Les Américains arabes et musulmans renforcent leur présence après les élections de mardi

  • Les candidats arabes et musulmans du Minnesota, de l'Illinois, de la Louisiane, de l'Iowa, du Michigan, du New Hampshire, de la Floride et de la Californie ont marqué des points
  • Dans l’Illinois, les électeurs ont élu avec 65% des voix le Palestinien musulman Abdelnasser Rashid pour représenter le 21e district de la Chambre des représentants de cet État

CHICAGO: Si les candidats républicains sont loin d'avoir réussi le coup de balai électoral que les dirigeants du Grand Old Party (ou GOP, surnom du Parti républicain, NDLR) avaient prédit mardi, les Américains arabes et musulmans ont accru leur présence électorale dans plusieurs États américains.

Certains d’entre eux, de la Californie au New Hampshire, ont été confrontés à des défis de taille, tandis que d’autres ont perdu.

Voici un aperçu des résultats obtenus par les Arabes et les musulmans lors des élections dans plusieurs États américains clés, sur la base des résultats non officiels publiés par les autorités électorales ou compilés par les principaux médias.

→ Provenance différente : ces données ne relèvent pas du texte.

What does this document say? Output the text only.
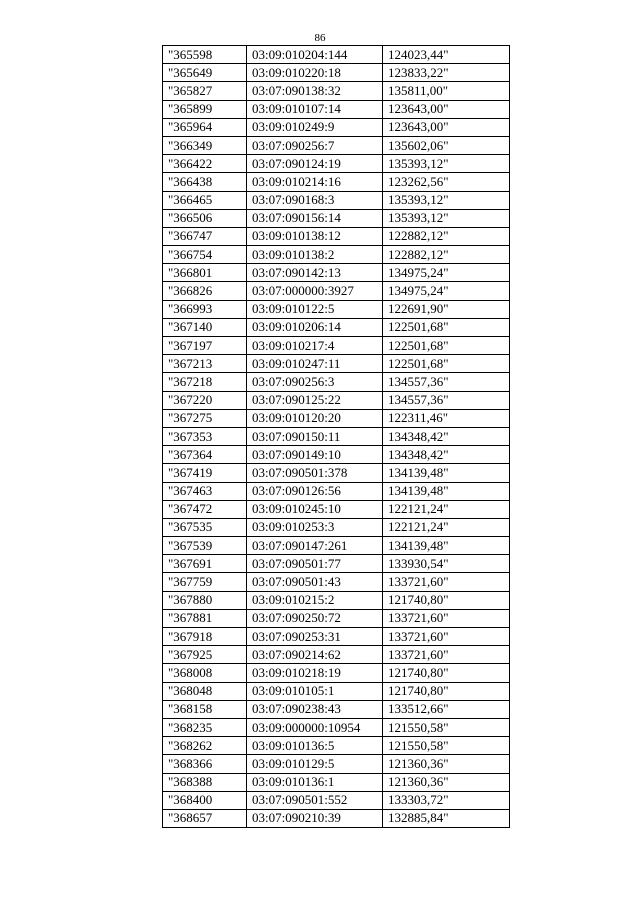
86
"365598	03:09:010204:144	124023,44"
"365649	03:09:010220:18	123833,22"
"365827	03:07:090138:32	135811,00"
"365899	03:09:010107:14	123643,00"
"365964	03:09:010249:9	123643,00"
"366349	03:07:090256:7	135602,06"
"366422	03:07:090124:19	135393,12"
"366438	03:09:010214:16	123262,56"
"366465	03:07:090168:3	135393,12"
"366506	03:07:090156:14	135393,12"
"366747	03:09:010138:12	122882,12"
"366754	03:09:010138:2	122882,12"
"366801	03:07:090142:13	134975,24"
"366826	03:07:000000:3927	134975,24"
"366993	03:09:010122:5	122691,90"
"367140	03:09:010206:14	122501,68"
"367197	03:09:010217:4	122501,68"
"367213	03:09:010247:11	122501,68"
"367218	03:07:090256:3	134557,36"
"367220	03:07:090125:22	134557,36"
"367275	03:09:010120:20	122311,46"
"367353	03:07:090150:11	134348,42"
"367364	03:07:090149:10	134348,42"
"367419	03:07:090501:378	134139,48"
"367463	03:07:090126:56	134139,48"
"367472	03:09:010245:10	122121,24"
"367535	03:09:010253:3	122121,24"
"367539	03:07:090147:261	134139,48"
"367691	03:07:090501:77	133930,54"
"367759	03:07:090501:43	133721,60"
"367880	03:09:010215:2	121740,80"
"367881	03:07:090250:72	133721,60"
"367918	03:07:090253:31	133721,60"
"367925	03:07:090214:62	133721,60"
"368008	03:09:010218:19	121740,80"
"368048	03:09:010105:1	121740,80"
"368158	03:07:090238:43	133512,66"
"368235	03:09:000000:10954	121550,58"
"368262	03:09:010136:5	121550,58"
"368366	03:09:010129:5	121360,36"
"368388	03:09:010136:1	121360,36"
"368400	03:07:090501:552	133303,72"
"368657	03:07:090210:39	132885,84"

Le Dr Mehmet Oz, populaire animateur de télévision américain et républicain, a échoué dans sa tentative de devenir le premier membre musulman et américain du Sénat en Pennsylvanie; il a perdu de justesse face au démocrate John Fetterman.

Toutefois, les candidats arabes et musulmans du Minnesota, de l'Illinois, de la Louisiane, de l'Iowa, du Michigan, du New Hampshire, de la Floride et de la Californie ont marqué des points.

Au Minnesota, le procureur général Keith Ellison a été réélu avec une courte avance et a pu conserver son titre de seul procureur général musulman du pays face au républicain Jim Schultz. Après le dépouillement de 95% des votes, Ellison s'accroche à une avance étroite, mais significative, de 20 000 voix dans un scrutin qui a attiré plus de 2,5 millions d’électeurs.

«Cette élection a vraiment été difficile. La peur, la division, les publicités mensongères, les millions de dollars qui ont été dépensés simplement pour semer la haine, et la peur: nous avons tout surmonté. Les votes sont encore en cours de dépouillement, mais nous allons gagner cette élection», a déclaré Ellison à ses partisans tôt dans la journée de mercredi, selon le journal Star Tribune.

La collègue d'Ellison au Congrès, la représentante américaine Ilhan Omar, une démocrate somalienne, a été facilement réélue, avec 75,2% des voix, face à la républicaine Cicely Davis, dans le 5e district du Congrès.

La représentante américaine Ilhan Omar s'adresse à la foule lors de la soirée électorale du parti démocrate ouvrier du Minnesota à Saint Paul, Minnesota, après avoir été réélue, le 9 novembre 2022. (AP)

Dans l’Illinois, les électeurs ont élu avec 65% des voix le Palestinien musulman Abdelnasser Rashid pour représenter le 21e district de la Chambre des représentants de cet État. C’est le troisième Arabe qui remporte un poste législatif dans l'Illinois. Il suit les traces de feue Miriam Dweck Balanoff, représentante de l'État et juge du comté de Cook, une Syrienne juive américaine, élue en 1978, et de son fils Clem Balanoff, élu à la Chambre de l'Illinois en 1993.

Rashid a créé la surprise en battant Michael J. Zalewski, l’homme aux sept mandats, représentant d'État sortant, lors des primaires démocrates de l'Illinois, au mois de juin 2022, par 255 voix seulement, dans ce district fortement démocrate. Le père de Zalewski était un ancien conseiller municipal influent de Chicago; ce candidat était donc considéré comme imbattable par les démocrates, puisqu'il siège à l'Assemblée générale de l'Illinois depuis 2008.

Rashid a déclaré à Arab News: «Je suis honoré et privilégié d'avoir la confiance des électeurs du 21e district, qui m'envoient à Springfield pour représenter des familles de travailleurs et de la classe moyenne. Je suis également touché que les Arabes américains de l’ensemble de l'Illinois aient une voix à Springfield, avec quelqu'un qui comprend la communauté et qui se battra pour eux.»

La démocrate et musulmane américano-indienne Nabeela Syed a également remporté un siège à l'Assemblée générale de l'Illinois. Elle a battu son adversaire républicain, Chris Bos, pour représenter le 51e district de la Chambre des représentants de l'Illinois.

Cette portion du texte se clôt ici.